Erin Gordon
The former vice president Joseph Biden abruptly announced on Tuesday morning that he won’t spend primary night in New Hampshire as planned and instead is flying to South Carolina to headline a newly scheduled kick-off rally in the state he’s long considered his campaign firewall.
“We’re going to head to South Carolina tonight,” Biden told reporters as he visited a polling station with voting underway in the state that holds the first primary in the race for the White House. “And I’m going to Nevada, we’ve got to look at them all.”

Photo Courtesy of Politico
The campaign confirmed Biden is now canceling his originally scheduled appearance at a primary night party in Nashua, N.H., and will be in South Carolina instead. The New Hampshire party will go on as scheduled without him. But the campaign emphasized that Biden would continue to stop by polling stations during the afternoon.
Nevada and South Carolina follow New Hampshire – which is an overwhelmingly white state – in the presidential nominating calendar. Biden’s campaign has long considered Nevada and South Carolina – with their far more diverse electorates – as much friendlier ground for the former vice president.
Biden, who limped into New Hampshire after a lackluster fourth-place finish in last week’s Iowa caucuses, said Monday night to his supporters: “Stick with me 24 hours and we’re going to be just fine. We’re going to win this nomination.”
On Tuesday he said he was still “mildly hopeful” about his prospects in New Hampshire, while also downplaying expectations consistently for the Granite State.

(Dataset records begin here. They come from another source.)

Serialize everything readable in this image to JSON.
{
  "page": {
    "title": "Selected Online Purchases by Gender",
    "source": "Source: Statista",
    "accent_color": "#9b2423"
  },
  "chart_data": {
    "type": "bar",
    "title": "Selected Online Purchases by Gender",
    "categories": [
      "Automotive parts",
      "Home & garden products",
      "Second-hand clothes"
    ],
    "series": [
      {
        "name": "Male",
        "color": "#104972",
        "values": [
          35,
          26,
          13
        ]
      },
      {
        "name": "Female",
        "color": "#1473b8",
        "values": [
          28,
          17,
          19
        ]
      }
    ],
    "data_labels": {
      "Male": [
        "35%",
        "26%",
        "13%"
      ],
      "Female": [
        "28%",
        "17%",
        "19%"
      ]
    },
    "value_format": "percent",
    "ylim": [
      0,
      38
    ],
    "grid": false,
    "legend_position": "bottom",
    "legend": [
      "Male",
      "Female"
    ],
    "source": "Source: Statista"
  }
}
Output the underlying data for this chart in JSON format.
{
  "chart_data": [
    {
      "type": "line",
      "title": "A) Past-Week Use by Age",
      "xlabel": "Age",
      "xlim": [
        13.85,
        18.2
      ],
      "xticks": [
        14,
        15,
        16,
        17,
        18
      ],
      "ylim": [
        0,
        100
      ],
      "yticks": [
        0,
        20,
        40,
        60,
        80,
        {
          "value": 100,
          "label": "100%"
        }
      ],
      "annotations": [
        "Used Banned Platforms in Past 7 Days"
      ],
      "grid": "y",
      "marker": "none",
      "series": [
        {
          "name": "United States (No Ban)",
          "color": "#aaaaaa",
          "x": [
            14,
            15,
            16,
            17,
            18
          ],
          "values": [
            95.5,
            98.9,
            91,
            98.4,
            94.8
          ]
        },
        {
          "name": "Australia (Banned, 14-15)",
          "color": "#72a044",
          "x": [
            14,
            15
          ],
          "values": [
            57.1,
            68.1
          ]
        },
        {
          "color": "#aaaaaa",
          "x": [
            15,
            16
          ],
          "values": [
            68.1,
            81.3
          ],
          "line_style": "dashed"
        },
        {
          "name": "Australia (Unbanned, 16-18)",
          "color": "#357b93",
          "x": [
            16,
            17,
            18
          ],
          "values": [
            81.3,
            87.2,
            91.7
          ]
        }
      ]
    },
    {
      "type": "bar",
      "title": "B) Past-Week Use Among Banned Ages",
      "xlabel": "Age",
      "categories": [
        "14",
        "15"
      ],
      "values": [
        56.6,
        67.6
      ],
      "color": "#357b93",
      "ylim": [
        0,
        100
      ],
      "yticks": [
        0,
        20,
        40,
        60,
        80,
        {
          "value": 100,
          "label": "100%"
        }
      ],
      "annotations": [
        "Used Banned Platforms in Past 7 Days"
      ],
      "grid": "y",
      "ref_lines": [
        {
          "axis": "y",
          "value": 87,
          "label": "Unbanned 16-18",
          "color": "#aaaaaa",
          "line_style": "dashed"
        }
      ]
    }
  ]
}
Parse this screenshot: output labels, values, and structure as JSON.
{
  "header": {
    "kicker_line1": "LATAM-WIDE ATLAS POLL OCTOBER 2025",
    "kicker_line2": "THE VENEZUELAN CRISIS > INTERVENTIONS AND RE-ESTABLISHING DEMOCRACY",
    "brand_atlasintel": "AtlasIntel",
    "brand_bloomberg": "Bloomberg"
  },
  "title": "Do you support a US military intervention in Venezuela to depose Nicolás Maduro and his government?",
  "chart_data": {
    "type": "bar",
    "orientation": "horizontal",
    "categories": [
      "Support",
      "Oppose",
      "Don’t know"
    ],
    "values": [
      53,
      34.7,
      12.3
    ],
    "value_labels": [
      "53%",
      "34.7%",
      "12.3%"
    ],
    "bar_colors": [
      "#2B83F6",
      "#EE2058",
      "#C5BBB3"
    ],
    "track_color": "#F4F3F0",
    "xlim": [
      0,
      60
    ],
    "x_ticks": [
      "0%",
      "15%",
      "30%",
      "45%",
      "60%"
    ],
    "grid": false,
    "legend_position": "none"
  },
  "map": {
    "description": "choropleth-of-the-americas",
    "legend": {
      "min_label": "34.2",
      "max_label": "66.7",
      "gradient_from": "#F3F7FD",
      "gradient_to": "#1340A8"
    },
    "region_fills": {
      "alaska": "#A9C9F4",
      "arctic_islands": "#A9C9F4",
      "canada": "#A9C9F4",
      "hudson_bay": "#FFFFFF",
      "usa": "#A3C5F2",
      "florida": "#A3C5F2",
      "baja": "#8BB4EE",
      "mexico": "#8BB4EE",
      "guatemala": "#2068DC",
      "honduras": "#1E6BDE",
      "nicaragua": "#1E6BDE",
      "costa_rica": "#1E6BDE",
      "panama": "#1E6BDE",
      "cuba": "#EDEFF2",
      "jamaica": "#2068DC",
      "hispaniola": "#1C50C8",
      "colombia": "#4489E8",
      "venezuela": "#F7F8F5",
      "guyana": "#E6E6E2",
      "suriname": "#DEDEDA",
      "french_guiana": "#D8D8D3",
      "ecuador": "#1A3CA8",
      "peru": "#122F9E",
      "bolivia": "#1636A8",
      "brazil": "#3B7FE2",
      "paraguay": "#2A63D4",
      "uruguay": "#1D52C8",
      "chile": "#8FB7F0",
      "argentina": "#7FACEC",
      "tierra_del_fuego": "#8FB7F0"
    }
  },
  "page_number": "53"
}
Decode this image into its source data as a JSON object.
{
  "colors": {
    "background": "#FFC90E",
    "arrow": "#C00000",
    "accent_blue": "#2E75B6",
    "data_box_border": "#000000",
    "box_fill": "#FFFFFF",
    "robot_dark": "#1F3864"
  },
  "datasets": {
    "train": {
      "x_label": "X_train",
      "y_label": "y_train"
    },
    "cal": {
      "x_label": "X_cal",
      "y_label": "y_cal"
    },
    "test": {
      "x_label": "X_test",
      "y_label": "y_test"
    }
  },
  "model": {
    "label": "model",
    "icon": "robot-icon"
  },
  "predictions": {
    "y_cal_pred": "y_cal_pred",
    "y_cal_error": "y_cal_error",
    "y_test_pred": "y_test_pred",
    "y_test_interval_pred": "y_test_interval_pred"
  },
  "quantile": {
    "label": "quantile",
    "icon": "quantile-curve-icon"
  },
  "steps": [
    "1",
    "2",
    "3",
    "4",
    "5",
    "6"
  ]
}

Photo Courtesy of FiveThirtyEight
“I took a hit in Iowa and I’m probably going to take a hit here,” Biden said in a striking moment at the top of Friday night’s Democratic presidential nomination debate.
With the race for first increasingly looking to be between Sen. Bernie Sanders and Pete Buttigieg, Biden’s essentially battling with Sen. Elizabeth Warren and Sen. Amy Klobuchar of Minnesota for a top-three ticket out of the Granite State.
It’s a stunning predicament for the candidate who was once the unrivaled front-runner for the nomination. He’s long made electability central to his campaign pitch.
“If your candidacy is based on electability, once you don’t win elections, that electability argument dissipates very rapidly,” Smith explained. “If Biden does very poorly in New Hampshire, going forward those voters in Nevada and South Carolina are going to look at that electability argument in a very different light because to be electable, you need to win elections.”

Photo Courtesy of Philadelphia Inquirer
Democratic nomination rival Sen. Bernie Sanders of Vermont – asked whether Biden’s departure to South Carolina before the polls says something about the former vice president’s prospects in New Hampshire – answered “you have to ask Joe. I don’t know.”